Only in Civ6 (Gathering Storm and later) is a small city harder than a large city to pacify / mollify / integrate into your empire. Lesson learned! If given a choice of conquering a smaller or larger city -- early, without significant walls -- I need to Go Big.
 
What tripped me up -- what was counter-intuitive to my Civ instincts

As much as I'd want to "diss" Civ6 devs for this, as long as they want a city flipping mechanic in the game, this current version of it is... the best one so far. Perhaps I would give it a tweak by making culture pressure "obsolete with nationalism", since culture victory is based on another mechanic anyway (tourism).
 
It depends, there is some useless cities wo housing or yields that you just don't want to bother with, I just raze them because I'm too lazy to queue stuff in every city out of 40+ in domination games.
 
Loyalty is the big issue that determines if an enemy city burns. My latest game is with Portugal, and I had Rome bottled up on a peninsula with a no-man's-land between. Rome kept trying to stir up stuff and fill the gap. Their attempts got razed, eventually I put my own city in. There was some pressure, but a guv made it stay loyal.
 
There is no point capping a city you can't keep. The goal is to take the enemy capital, acquire resources through pillaging, and perhaps acquire lebensraum and anything else is not crucial to victory.

If the city has a wonder that I find useful and/or is well placed and I can deal with loyalty, I will make an exception.
 
It depends, there is some useless cities wo housing or yields that you just don't want to bother with, I just raze them because I'm too lazy to queue stuff in every city out of 40+ in domination games.
This is how I was going to start my post. It depends..
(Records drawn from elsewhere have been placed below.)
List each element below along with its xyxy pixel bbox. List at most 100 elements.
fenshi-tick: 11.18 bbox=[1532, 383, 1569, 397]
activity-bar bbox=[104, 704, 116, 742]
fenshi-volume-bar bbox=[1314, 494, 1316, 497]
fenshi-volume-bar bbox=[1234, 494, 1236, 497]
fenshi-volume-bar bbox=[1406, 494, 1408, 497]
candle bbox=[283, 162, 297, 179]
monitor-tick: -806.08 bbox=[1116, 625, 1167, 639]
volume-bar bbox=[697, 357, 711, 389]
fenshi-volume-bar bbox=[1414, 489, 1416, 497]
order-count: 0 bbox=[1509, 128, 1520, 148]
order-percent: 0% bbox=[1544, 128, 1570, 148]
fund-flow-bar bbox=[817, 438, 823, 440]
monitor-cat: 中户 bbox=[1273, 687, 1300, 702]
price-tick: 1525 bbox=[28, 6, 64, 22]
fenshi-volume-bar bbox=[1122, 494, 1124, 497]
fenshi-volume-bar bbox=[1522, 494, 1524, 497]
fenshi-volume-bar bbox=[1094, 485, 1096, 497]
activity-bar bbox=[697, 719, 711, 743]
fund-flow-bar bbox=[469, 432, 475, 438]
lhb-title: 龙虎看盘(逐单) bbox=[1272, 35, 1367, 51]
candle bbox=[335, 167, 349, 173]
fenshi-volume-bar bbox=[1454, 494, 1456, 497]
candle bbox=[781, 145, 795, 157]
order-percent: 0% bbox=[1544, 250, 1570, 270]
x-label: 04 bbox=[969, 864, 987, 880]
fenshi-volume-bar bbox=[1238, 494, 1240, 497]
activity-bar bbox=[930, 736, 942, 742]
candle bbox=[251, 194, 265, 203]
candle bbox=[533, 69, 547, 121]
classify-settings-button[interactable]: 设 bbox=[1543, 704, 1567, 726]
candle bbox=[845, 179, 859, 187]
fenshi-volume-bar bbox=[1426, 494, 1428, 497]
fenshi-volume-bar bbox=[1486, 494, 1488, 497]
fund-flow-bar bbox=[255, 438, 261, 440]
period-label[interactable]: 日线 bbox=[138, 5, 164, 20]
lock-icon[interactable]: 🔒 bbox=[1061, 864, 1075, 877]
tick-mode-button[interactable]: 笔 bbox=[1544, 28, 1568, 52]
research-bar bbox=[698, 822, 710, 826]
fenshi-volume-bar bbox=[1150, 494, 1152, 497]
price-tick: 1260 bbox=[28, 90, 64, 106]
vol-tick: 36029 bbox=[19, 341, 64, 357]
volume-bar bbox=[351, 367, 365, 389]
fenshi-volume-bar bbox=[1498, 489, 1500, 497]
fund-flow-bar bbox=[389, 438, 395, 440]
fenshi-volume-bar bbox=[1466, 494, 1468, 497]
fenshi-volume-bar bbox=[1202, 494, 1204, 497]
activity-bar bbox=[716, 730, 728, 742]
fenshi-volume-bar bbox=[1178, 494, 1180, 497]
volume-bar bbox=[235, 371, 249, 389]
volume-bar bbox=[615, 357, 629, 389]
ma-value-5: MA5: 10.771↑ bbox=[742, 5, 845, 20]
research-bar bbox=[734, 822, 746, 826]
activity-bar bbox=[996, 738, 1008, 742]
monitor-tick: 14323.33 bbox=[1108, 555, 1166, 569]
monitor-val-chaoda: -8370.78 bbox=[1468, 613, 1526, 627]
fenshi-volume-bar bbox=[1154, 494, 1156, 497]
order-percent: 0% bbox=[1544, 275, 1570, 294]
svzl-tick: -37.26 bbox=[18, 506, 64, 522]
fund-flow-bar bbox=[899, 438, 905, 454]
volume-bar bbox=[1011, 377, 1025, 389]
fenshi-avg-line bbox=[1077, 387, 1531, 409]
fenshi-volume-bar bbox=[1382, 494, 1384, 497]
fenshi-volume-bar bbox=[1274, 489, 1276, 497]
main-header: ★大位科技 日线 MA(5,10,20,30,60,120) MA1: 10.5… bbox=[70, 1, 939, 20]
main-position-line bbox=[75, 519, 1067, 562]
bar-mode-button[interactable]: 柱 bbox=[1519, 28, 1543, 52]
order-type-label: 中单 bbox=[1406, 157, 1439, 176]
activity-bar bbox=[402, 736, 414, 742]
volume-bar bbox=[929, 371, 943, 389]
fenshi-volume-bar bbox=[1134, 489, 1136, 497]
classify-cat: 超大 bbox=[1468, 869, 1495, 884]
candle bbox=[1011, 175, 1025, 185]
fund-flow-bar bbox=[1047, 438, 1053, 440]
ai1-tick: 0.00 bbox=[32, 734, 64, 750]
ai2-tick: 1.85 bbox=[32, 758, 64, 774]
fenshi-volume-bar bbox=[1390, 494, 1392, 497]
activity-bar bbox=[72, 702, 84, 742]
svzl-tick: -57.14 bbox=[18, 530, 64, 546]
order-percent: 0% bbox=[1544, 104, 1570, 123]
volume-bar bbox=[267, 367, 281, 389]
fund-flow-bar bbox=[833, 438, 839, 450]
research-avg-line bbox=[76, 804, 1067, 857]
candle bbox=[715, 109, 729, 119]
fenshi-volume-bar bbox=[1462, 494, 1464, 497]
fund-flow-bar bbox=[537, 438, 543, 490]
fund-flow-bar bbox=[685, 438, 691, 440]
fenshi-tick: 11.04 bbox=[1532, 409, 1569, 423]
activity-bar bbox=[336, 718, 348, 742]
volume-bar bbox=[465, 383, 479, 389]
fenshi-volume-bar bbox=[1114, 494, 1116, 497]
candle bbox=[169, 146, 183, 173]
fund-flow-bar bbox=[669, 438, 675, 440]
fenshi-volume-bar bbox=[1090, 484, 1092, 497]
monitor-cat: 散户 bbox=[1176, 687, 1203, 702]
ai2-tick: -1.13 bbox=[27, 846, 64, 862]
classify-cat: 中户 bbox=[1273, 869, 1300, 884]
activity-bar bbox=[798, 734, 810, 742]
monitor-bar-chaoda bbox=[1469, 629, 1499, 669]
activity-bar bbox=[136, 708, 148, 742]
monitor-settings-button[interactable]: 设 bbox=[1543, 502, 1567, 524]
Since cities often fall to the influence and loyalty of other civilizations, I have seen the AI and other players raze and replace cities often. This to me is a use of resources that can be used for other purposes such as science or improvements. However, it can be done because of loyalty issues but the loyalty that the last city that was razed would eventually be the same unless you shop and get those monuments or the war governor in time to spread the loyalty issues once the city is resettled. It'll be even better once the city is conquered and given a governor and help out with local cities by making circus bread to increase loyalty. Unless you're a good conqueror and conquer cities fast enough to not let loyalty get that tight root. It really depends on whether you want to conquer or just build another non domination win.